By Jimmy Patterson

   My Uncle Bill’s life was celebrated, and he was mourned and shown to his final resting place last month on the same Thursday and Friday in June that over a thousand remembered the gentle giant, Father Barry McLean. Both the men died on the same day. Two excellent examples of the faith, gone, just like that.
    My Uncle Bill had a huge influence in my life. It was 1973 when I visited him and my Aunt Loretta, another marvelous example of character in our family,  in their suburban Columbus, Ohio, home. In the corner of their backyard were a set of stairs that led to a pathway across a creek. Over the creek was a snow-covered meadow and I remember distinctly walking across it even after almost 40 years. My memories, I suppose, remain so great of that walk because at the end of it was a church, St. Pius X, my aunt and uncle’s home parish.
   I still remember my first Mass and the serenity and peace I felt. The feeling of calm I was left with. The newness of the worship experience.
   Having been born a Southern Baptist, I was used to a somewhat different way of hearing the Word, and though I still count my childhood preacher, Brother Henry Kinkade, and Billy Graham as two major spiritual influences in my life, I will never forget the experience of that first Mass.
   It would be 10 years before I was again treated to the Catholic way, when I met my wife Karen and went through RCIA.
   My family never really opposed my move to Catholicism -- after all, Uncle Bill and Aunt Loretta were strongholds of the faith. When Karen and I told my parents I would be converting, though my mother had some hesitation, my father, I distinctly remember, simply said, “As long as you believe in Jesus, I don’t care how you do it.”
   My Uncle Bill used to write letters, back when letter writing was how extended families communicated. Long distance charges were too much for most families, especially when they piled up every month. So my Uncle Bill would write letters and my father would sit in the living room and read them to my mom and me back in the day. And I loved those letters.
They were funny and packed with the latest from the Ohio Pattersons. (We were the Texas Pattersons).
   Listening to those readings of my uncle’s letters are I am sure what gave me my initial interest in writing and the appreciation I have for the power of the written world.
   It can be easily argued that Uncle Bill, then, planted the seeds in me for both my faith and my profession, although my wife Karen has been the guiding light for both these past 30 years or so.
   My uncle was a huge influence in my life and was one of my heroes.

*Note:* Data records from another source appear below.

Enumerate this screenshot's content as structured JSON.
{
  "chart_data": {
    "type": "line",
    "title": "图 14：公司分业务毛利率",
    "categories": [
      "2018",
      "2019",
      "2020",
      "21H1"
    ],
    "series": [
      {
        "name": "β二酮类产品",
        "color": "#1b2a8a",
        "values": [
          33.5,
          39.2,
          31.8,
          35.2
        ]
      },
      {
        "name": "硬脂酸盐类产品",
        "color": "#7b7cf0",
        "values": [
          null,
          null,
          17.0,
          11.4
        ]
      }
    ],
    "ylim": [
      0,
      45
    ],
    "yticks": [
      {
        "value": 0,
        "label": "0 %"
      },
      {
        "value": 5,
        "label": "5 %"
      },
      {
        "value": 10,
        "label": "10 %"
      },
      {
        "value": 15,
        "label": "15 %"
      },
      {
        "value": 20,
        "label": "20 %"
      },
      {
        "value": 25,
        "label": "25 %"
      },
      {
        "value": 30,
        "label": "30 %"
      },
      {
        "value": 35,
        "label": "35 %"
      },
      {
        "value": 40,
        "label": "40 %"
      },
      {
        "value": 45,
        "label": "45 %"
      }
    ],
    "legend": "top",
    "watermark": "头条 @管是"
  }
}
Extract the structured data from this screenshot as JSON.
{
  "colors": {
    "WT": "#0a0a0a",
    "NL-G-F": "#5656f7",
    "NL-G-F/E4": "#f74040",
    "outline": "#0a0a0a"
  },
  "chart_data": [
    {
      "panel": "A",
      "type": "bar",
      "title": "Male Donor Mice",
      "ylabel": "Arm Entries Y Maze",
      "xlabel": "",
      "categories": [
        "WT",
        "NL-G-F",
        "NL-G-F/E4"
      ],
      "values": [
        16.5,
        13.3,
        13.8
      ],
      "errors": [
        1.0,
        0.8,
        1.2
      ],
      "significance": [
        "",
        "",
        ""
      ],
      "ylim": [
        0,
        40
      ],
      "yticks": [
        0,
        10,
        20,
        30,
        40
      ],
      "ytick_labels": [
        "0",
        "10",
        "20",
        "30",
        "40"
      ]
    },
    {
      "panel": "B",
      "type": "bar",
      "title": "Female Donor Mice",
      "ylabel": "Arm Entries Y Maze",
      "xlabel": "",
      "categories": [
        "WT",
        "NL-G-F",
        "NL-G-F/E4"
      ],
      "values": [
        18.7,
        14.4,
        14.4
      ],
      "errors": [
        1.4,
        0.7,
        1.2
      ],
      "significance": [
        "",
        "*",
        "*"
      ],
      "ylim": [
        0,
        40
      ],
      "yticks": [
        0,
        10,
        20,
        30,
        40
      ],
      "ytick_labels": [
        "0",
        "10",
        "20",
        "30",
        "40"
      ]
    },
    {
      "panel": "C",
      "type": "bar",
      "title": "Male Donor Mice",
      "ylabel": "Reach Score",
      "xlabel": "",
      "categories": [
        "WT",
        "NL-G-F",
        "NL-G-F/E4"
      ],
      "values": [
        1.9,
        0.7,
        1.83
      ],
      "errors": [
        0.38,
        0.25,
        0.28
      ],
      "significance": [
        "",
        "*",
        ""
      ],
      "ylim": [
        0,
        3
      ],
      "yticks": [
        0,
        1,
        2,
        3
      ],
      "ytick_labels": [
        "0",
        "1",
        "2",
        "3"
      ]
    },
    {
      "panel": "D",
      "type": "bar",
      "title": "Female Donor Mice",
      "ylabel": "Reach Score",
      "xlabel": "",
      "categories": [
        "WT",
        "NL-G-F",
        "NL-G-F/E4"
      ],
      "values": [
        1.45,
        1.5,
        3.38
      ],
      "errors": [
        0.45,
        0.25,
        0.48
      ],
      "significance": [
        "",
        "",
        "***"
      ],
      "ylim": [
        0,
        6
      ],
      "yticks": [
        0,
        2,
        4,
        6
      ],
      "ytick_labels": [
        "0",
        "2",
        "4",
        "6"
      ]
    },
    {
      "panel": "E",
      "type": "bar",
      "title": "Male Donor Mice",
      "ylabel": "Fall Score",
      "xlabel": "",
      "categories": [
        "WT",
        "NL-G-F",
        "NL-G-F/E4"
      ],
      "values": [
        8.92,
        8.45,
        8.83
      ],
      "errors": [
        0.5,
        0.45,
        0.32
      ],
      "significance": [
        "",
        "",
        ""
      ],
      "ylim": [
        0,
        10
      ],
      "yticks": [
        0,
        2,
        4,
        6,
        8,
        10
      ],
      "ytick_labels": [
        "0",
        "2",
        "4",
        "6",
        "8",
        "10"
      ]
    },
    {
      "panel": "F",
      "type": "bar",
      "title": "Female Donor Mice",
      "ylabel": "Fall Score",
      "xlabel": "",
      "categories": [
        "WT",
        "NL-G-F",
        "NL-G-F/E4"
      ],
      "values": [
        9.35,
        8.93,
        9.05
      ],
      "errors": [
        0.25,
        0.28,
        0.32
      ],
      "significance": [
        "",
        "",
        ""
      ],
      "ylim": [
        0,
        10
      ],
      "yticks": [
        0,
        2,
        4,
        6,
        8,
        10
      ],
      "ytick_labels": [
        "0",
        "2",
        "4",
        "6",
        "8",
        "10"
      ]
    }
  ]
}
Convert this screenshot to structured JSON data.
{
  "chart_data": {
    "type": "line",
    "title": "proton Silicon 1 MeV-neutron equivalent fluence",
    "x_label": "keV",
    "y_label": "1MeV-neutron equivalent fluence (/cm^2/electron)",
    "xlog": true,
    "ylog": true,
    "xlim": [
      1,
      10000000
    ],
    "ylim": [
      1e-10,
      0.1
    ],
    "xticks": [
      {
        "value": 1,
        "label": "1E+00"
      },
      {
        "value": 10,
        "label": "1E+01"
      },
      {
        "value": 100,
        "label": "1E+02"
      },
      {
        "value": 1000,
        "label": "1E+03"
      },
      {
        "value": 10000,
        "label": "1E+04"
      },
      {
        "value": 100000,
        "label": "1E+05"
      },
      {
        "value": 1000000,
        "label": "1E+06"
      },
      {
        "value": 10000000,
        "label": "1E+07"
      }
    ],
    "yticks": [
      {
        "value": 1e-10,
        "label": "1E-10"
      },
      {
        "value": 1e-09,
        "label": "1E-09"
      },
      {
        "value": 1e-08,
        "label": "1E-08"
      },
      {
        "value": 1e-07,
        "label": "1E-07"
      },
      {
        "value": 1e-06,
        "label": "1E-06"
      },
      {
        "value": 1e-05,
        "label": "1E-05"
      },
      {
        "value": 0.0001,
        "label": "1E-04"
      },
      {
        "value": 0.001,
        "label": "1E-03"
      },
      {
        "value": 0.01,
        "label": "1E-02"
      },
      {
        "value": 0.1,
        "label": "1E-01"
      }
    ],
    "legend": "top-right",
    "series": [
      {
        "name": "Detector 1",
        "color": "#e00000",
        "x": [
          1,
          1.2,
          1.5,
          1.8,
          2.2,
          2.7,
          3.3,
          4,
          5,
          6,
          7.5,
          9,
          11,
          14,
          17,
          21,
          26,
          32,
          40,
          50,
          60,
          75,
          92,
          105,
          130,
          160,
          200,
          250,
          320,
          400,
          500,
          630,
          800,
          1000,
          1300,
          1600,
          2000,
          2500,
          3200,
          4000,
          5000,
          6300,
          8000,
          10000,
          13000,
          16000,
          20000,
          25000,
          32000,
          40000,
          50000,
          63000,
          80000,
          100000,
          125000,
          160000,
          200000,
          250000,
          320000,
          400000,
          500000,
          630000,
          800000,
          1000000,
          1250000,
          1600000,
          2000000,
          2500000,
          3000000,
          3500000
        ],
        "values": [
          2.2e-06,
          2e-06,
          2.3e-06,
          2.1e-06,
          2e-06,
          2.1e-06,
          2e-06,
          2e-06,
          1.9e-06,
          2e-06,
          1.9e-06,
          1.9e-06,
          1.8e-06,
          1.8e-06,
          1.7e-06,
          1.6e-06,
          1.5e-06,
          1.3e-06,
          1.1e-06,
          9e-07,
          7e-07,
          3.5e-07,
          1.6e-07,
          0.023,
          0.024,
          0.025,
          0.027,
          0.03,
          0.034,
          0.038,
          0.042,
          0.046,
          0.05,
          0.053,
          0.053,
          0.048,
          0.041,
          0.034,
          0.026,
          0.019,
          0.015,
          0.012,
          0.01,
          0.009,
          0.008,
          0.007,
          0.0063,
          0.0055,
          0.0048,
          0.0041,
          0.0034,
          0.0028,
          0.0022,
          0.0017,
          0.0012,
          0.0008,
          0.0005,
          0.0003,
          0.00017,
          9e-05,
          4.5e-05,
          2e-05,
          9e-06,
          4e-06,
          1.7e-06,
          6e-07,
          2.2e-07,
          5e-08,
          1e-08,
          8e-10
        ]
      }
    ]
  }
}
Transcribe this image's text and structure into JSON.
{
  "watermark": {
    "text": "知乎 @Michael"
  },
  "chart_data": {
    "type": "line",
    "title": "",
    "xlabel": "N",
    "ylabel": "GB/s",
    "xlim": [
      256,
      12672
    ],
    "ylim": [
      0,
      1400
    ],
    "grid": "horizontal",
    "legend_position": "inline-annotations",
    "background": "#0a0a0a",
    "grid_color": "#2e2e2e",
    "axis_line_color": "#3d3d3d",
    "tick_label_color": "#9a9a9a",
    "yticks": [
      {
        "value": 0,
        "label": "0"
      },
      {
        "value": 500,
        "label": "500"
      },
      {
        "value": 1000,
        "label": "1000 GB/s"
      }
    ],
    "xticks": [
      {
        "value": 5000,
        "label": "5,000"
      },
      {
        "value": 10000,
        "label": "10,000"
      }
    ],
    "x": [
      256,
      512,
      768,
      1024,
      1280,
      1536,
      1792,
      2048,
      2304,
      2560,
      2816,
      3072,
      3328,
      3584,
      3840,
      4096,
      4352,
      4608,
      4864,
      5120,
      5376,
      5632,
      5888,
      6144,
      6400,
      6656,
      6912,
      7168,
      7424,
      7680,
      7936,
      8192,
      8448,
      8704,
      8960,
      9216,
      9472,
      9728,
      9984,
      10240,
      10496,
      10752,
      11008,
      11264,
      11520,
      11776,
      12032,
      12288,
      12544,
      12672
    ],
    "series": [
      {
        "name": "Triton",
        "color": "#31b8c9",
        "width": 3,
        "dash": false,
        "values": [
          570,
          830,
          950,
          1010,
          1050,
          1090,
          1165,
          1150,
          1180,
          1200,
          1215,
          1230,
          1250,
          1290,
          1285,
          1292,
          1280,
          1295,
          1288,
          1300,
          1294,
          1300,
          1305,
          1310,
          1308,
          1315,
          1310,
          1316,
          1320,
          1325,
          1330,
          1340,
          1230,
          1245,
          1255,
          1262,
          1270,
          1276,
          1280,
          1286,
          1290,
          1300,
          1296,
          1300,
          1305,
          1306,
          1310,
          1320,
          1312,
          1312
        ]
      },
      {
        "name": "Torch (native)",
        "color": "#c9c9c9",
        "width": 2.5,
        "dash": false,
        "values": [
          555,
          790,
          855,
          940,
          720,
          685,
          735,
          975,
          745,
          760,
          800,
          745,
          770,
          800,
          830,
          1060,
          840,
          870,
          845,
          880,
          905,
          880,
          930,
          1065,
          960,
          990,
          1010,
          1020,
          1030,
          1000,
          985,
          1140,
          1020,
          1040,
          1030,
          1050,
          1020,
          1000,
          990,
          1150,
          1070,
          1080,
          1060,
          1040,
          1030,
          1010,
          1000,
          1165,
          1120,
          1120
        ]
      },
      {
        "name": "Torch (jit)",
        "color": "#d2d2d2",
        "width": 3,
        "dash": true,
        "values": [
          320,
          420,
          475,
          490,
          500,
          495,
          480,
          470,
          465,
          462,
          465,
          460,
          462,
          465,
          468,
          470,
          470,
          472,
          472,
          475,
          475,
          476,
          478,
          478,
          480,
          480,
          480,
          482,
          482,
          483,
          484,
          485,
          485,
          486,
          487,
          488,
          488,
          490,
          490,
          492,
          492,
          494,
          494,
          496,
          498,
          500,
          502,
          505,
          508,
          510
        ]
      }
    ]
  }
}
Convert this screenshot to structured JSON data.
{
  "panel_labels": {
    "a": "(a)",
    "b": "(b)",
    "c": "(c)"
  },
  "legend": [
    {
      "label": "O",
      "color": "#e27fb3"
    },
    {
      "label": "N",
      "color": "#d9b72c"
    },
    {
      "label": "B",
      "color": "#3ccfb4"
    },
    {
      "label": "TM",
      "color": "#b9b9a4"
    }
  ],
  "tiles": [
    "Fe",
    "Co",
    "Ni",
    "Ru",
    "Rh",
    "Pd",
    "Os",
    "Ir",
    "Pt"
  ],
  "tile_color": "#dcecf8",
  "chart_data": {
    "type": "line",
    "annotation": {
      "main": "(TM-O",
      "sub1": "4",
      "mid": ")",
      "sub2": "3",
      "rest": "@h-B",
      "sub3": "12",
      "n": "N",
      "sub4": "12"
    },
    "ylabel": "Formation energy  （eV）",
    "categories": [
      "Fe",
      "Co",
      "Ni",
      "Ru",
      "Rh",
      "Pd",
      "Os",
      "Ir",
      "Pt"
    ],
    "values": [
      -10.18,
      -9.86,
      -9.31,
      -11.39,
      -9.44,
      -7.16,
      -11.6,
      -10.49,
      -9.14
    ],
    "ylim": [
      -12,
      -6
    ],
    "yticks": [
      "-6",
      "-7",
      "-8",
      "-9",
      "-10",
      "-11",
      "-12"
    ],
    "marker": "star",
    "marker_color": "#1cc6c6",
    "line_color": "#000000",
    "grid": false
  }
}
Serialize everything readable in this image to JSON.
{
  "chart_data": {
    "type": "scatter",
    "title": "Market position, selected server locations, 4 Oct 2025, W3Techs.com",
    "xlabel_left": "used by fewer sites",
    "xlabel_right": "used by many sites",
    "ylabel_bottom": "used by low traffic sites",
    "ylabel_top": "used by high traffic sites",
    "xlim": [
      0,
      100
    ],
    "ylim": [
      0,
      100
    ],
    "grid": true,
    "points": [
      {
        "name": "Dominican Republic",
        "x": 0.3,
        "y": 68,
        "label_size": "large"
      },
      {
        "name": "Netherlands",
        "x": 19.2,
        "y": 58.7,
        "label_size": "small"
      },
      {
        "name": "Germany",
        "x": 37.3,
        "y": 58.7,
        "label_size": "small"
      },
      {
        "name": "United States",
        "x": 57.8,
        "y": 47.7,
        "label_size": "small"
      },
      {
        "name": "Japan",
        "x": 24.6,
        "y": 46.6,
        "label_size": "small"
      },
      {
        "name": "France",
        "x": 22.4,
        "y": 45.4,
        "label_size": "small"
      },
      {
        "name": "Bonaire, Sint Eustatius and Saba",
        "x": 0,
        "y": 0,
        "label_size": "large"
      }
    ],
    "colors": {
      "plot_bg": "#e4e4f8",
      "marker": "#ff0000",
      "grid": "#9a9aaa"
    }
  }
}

   At his funeral Mass at St. Pius X last month, he taught me another lesson; a lesson that my father had long since instilled in me, but perhaps I had not remembered quite the way I should have these years.
   My grandmother lost two husbands. The first, Claude Patterson, my grandfather, died of a hereditary cancer the family still deals with today. Grandma’s second husband died in what my family still only refers to as “a horrible accident in a train yard.”
   When my grandmother’s second husband died, she was on her own with four children — my father, my two uncles and my aunt. My dad was already away in the Navy, and would send his military paychecks back home to help my grandmother with the essentials. As much as it helped, it wasn’t enough to handle everything, and so my Uncle Bill, still in high school, moved out and got his own apartment so there would be enough money for his mother to raise his younger brother and sister.
   Perhaps an even bigger lesson in humility I was reminded of at my uncle’s funeral was his work as an engineer at North American Aviation, a company that worked with NASA. Uncle Bill held the patent on the design of an antenna that improved communications between the Apollo spacecraft and mission control. I’m sure I was told the story years ago, but it was not something we went around bragging about.
   Although Uncle Bill invented the improved communications aboard the spacecraft, he was an employee of North American Aviation, and as such, a cog in the machine, if you will. He never received — or, more importantly, sought out —recognition for his achievement and technological advancement. And he never received what he deserved. Sadly, a superior took credit for his accomplishment.
   Throughout much of his life, Uncle Bill constantly fought a degenerative bone disease that made it nearly impossible for him to move even from room to room without a walking aid of some sort. Yet he was diligent in whatever craft he took up and was known in our family as a man who never met a clock he couldn’t fix. He worked with great intricacy on the tiniest of pieces.
   Two days before he died he fell and the frailty of what remained of his physical body could no longer take any more upheaval. The fall was thought to have directly contributed to his death on June 17.
   Two of my larger-than life heroes — my father and my uncle — are now gone.
   Or are they?
   Both left anyone they touched with a lifetime of lessons. Both taught that humility was a gift, bestowed by God’s grace. If that humility is practiced it will lead to a life from which many can learn much.
   My uncle was a writer, a humorist, and an evangelizer of the faith. He was a good husband married 60 years to Aunt Loretta and a loving father of six children. He was a veteran of the United States Navy and he was a humble man who did what was asked of him and would have never thought once about shouting about his accomplishments.
   Isaac Newton once said, “If I have seen further than others, it is by standing upon the shoulders of giants.”
   In many ways, I am who I am today because of these two men who have served as great teachers.
   Men of humility don’t strive to leave a mark on others, it just happens. What higher praise can be bestowed on one’s life?